Bronx Victory Column
The Bronx Victory Column and Memorial Grove honors servicemen from the Bronx who lost their lives while defending their country during World War I. Built in 1933, the 75-foot-tall limestone column supports a bronze statue of the Greek goddess Athena.
Turtle Cove is a tidal inlet separated by roadways between Eastchester Bay and The Lagoon. At its center are two basins of open water and a pedestrian bridge surrounded by a high marsh buffer of switchgrass, seaside goldenrod, rose mallow and marsh elder. The salt marsh habitat provides shelter and feeding grounds for herons, egrets and other wading birds.
The Kazimiroff Nature Trail provides long and short loop paths around Hunter Island, allowing visitors to explore wetland edges, rocky shores, and interior forests. Forests make up about half of Pelham’s natural landscape, and Hunter Island contains the park’s oldest oaks, towering over numerous native wildflowers, such as wood anemone, Dutchman’s breeches, and wild geraniums. Two stands of conifers attract a variety of owls.
The islands, originally known as East and West Twin, were joined to the Orchard Beach complex through the addition of landfill in 1947. For a small space, Twin Island is home to a wide variety of animal and plant life within its woods, rocky coast and salt marsh. The footpaths here are short and easy, and the views of Long Island Sound are spectacular.
Located on Orchard Beach Road, not far from its intersection with Park Drive, Glover’s Rock is a glacial erratic composed of gneiss, a rock type that forms the bedrock underlying the park and most of The Bronx. The site contains a plaque commemorating a Revolutionary War battle led by Colonel John Glover. Glover and his men held off a large British contingent, giving General George Washington the opportunity to lead his troops safely north to White Plains.
Goose Creek Marsh
One of the few relatively pristine saltwater marshes left in New York City, Goose Creek Marsh has been protected as part of the Thomas Pell Wildlife Sanctuary since 1967. The marsh is a mosiac of salt meadow and saltwater cordgrass, with spikegrass, blackgrass, and marsh elder.
Orchard Beach Meadow
Orchard Beach Meadow is a unique plant community reminiscent of a mid-western prairie, composed mainly of sesame grass, goldenrod, and bayberry shrubs that provide excellent wildlife habitat, especially for butterflies. The ecosystem was created when soil was scraped from the surface to be used as topsoil and fill during the 1930s beach construction, leaving a shallow ground layer with close proximity to the water table.

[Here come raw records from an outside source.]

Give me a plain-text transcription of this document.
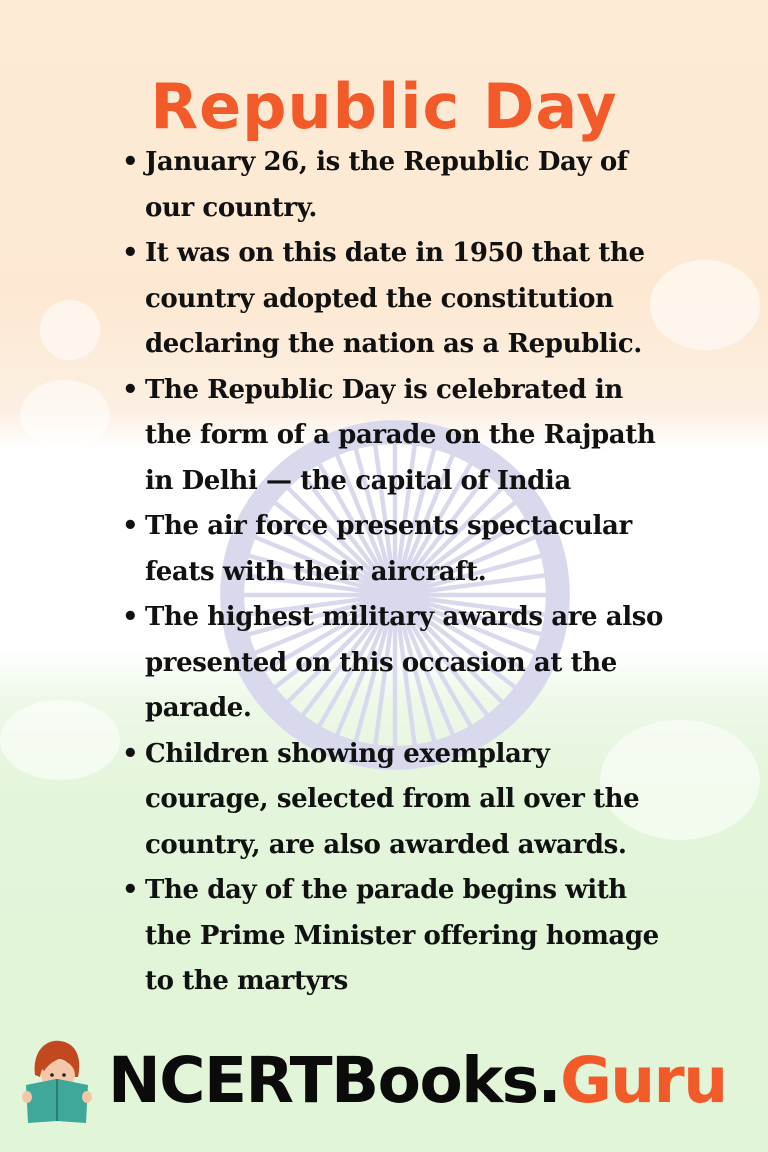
Republic Day
• January 26, is the Republic Day of
our country.
• It was on this date in 1950 that the
country adopted the constitution
declaring the nation as a Republic.
• The Republic Day is celebrated in
the form of a parade on the Rajpath
in Delhi — the capital of India
• The air force presents spectacular
feats with their aircraft.
• The highest military awards are also
presented on this occasion at the
parade.
• Children showing exemplary
courage, selected from all over the
country, are also awarded awards.
• The day of the parade begins with
the Prime Minister offering homage
to the martyrs
NCERTBooks.Guru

The South Meadow formed in the mid 1980s when landscaped space in the park was allowed to “go natural.” The area contains thickets of young trees, small remnant meadows, mature oaks, and a large glacial erratic, dropped in place by a melting glacier.
Opened in July 1936, Orchard Beach is a 1.1-mile crescent of fine white sand abutting Long Island Sound. Known as the “Riviera of New York City,” Orchard Beach attracts over one million visitors per year or 100,000 visitors on a busy summer weekend day, as it is the only public beach in the borough.
The Lagoon is a remnant of the original Pelham Bay, having been formed when Orchard Beach was created in the 1930s. The Lagoon was widened and dredged when it was chosen as the site of the 1964 U.S. Olympic Rowing trials. A quiet inlet, it is a good spot to catch sight of osprey swooping in to catch fish for a mid-day meal.